McIntyre has written thousands of articles for 24/7 Wall St. He is an expert on corporate finance, the automotive industry, media companies and international finance. He has edited articles on national demographics, sports, personal income and travel.

His work has been quoted or mentioned in The New York Times, The Wall Street Journal, Los Angeles Times, The Washington Post, NBC News, Time, The New Yorker, HuffPost USA Today, Business Insider, Yahoo, AOL, MarketWatch, The Atlantic, Bloomberg, New York Post, Chicago Tribune, Forbes, The Guardian and many other major publications. McIntyre has been a guest on CNBC, the BBC and television and radio stations across the country.

A magna cum laude graduate of Harvard College, McIntyre also was president of The Harvard Advocate. Founded in 1866, the Advocate is the oldest college publication in the United States.
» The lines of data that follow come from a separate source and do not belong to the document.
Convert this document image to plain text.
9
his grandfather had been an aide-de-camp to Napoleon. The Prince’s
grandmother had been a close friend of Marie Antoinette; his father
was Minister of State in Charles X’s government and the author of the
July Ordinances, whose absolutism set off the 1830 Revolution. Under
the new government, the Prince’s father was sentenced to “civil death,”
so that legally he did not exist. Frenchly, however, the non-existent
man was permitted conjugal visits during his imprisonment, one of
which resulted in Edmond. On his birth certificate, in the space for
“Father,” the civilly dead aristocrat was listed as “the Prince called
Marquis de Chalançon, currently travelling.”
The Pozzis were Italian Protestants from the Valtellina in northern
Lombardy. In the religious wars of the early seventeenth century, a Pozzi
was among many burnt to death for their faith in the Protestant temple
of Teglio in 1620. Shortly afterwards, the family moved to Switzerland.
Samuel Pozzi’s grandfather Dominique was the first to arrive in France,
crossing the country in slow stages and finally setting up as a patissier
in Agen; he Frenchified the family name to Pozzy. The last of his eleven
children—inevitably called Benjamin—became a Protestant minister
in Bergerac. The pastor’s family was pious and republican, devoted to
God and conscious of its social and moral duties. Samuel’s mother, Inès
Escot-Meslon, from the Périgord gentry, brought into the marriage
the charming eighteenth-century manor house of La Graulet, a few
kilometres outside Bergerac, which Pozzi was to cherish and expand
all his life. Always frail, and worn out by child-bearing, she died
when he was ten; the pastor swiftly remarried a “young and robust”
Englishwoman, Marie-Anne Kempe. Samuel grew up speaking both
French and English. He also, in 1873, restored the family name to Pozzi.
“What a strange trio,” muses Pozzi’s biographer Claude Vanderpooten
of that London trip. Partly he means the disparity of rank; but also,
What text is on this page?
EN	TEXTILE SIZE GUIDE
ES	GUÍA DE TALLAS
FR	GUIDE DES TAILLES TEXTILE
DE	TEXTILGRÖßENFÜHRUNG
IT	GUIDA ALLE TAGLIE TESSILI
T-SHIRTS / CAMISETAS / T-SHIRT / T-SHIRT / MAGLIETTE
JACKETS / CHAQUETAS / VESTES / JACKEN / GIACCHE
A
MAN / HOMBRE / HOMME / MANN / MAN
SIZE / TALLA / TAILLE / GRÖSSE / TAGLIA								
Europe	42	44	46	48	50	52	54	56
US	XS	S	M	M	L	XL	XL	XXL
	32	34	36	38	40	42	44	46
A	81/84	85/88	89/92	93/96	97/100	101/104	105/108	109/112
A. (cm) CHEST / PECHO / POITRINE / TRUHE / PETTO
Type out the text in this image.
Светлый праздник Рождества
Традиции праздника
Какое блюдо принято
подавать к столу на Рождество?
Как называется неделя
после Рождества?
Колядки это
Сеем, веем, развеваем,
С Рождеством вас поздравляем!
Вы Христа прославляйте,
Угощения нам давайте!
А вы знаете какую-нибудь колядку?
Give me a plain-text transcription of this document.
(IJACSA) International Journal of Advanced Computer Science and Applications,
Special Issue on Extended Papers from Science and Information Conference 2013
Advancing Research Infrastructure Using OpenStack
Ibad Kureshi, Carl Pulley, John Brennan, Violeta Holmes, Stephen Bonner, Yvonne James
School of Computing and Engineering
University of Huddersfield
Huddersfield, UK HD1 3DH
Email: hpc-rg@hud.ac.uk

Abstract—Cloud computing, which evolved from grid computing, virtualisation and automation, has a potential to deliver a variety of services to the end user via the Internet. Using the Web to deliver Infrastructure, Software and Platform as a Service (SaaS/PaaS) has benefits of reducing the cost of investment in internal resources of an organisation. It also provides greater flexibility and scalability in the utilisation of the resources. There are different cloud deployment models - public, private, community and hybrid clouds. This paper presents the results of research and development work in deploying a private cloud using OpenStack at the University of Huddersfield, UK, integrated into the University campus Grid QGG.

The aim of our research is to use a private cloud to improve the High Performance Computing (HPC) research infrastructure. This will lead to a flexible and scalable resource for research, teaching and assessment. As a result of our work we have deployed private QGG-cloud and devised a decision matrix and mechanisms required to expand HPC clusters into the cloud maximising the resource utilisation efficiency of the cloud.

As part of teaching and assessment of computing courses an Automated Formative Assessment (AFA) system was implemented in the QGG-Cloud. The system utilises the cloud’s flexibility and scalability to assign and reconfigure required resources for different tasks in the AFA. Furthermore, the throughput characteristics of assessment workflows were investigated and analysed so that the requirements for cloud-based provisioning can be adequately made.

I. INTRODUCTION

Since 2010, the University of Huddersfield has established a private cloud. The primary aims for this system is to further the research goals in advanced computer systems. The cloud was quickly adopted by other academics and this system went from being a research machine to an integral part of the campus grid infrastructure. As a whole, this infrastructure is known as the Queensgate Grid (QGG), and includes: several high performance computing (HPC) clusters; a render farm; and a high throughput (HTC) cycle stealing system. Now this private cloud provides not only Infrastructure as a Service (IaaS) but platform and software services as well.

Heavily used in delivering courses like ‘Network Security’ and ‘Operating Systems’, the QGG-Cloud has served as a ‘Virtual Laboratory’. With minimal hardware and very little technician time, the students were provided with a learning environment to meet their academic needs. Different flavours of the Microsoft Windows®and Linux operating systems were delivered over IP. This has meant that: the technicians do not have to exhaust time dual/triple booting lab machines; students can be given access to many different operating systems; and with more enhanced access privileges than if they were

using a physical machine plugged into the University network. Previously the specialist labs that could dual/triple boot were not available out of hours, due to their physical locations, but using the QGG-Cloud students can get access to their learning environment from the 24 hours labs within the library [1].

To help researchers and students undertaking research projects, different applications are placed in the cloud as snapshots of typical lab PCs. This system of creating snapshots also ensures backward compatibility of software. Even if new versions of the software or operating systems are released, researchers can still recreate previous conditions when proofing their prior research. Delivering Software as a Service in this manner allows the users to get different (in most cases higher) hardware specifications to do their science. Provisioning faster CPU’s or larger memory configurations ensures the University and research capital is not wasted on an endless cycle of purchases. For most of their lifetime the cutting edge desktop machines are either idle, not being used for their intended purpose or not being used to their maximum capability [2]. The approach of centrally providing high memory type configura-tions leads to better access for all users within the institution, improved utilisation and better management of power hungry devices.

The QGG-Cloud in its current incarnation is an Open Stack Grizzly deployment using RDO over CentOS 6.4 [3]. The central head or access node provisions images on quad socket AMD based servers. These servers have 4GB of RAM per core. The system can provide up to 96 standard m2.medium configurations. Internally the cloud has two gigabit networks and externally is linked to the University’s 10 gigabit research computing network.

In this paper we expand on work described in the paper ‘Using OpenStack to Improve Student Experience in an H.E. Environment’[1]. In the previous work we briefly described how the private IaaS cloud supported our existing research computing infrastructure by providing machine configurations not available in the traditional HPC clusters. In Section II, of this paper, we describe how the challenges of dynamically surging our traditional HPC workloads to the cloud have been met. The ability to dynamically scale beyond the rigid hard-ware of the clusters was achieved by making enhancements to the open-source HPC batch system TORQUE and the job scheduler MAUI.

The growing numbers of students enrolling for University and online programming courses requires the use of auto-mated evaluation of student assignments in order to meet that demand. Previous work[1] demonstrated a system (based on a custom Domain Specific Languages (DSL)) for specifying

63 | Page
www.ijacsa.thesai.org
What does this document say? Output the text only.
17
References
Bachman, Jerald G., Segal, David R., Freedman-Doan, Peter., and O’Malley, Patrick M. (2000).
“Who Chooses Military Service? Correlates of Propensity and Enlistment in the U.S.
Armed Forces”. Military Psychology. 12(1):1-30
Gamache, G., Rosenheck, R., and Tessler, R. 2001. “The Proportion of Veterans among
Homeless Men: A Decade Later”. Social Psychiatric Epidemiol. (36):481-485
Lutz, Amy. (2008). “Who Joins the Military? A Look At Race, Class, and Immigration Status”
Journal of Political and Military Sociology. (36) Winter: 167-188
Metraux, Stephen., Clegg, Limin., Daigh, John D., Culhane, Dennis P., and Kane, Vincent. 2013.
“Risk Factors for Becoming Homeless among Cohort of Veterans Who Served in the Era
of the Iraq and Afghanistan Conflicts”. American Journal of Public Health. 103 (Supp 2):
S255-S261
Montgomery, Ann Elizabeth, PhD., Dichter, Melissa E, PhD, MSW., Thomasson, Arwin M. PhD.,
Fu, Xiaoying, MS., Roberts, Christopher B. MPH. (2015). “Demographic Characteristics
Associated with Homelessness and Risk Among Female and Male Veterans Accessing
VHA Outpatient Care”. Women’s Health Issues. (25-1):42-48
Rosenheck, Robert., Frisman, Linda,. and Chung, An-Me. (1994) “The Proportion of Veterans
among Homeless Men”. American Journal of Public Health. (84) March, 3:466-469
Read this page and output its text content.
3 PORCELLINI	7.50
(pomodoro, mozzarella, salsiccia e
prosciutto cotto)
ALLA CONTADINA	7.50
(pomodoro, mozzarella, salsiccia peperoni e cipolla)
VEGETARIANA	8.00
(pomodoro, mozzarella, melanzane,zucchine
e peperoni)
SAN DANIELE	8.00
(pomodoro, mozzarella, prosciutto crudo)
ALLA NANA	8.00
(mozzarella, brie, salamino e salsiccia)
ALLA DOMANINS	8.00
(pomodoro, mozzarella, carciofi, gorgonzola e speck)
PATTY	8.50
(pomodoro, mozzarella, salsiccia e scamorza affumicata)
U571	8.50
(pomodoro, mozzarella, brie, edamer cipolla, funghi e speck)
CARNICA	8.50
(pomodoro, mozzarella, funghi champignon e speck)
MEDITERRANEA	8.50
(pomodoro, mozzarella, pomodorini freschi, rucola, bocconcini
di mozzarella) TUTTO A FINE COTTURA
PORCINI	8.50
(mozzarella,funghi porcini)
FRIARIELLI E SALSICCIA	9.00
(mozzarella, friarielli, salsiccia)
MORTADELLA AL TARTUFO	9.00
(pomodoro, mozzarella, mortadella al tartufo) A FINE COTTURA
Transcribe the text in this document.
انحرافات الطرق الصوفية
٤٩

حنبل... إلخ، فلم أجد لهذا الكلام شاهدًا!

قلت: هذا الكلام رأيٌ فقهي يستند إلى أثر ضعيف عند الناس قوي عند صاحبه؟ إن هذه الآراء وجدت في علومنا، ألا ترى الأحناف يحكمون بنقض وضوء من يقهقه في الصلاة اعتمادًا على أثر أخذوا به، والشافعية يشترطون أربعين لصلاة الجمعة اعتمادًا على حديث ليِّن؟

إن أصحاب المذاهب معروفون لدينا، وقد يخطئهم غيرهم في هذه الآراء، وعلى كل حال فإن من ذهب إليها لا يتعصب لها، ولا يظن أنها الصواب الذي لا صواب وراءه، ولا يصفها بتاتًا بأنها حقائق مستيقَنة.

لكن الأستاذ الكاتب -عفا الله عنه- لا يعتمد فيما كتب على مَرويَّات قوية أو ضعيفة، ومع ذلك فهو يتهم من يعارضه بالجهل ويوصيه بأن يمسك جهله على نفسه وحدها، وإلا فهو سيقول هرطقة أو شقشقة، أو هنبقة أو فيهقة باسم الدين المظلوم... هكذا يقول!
TheStreet.com, Comps.com and Edgar Online are some of the public companies for which McIntyre served on the board of directors. He was a Vicinity Corporation board member when the company was sold to Microsoft in 2002. He served on the audit committees of some of these companies.

McIntyre has been the CEO of FutureSource, a provider of trading terminals and news to commodities and futures traders. He was president of Switchboard, the online phone directory company. He served as chairman and CEO of On2 Technologies, the video compression company that provided video compression software for Adobe’s Flash. Google bought On2 in 2009.